Thanks to the Charles, PhD’78, and Fran Rodgers Endowed Fellowship, which covered part of her costs, she was able to take the year off and come to the United States.
“I got more than I expected at Heller,” Mushi says. “Everything from the classes and the professors, to the optional training in Excel, to the Career Development Center staff and website.”

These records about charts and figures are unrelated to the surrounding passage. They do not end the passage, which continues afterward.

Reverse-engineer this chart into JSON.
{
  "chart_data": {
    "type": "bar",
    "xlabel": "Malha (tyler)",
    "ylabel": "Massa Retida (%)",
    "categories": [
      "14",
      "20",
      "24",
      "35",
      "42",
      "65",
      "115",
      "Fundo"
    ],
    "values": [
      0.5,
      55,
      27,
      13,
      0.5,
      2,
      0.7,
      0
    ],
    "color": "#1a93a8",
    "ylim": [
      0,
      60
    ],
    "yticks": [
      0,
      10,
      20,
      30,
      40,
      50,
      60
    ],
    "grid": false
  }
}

Now, Mushi says her current role at IntraHealth International ideally combines her pre-Heller career and the skills she learned at Heller. She works in supply chain management for antiretroviral medicines for HIV, which takes advantage of her experience managing drug and supply inventories, as well as the data analysis and reporting she learned through classes and research experience with Bowser.
None of this would have been possible without her fellowship.
“Potential donors might not know how much they are changing society,” she says. “Their support might be helping a mother back in a village in Namibia or Tanzania, because they’re helping one person to have the knowledge to go and change or implement policy.”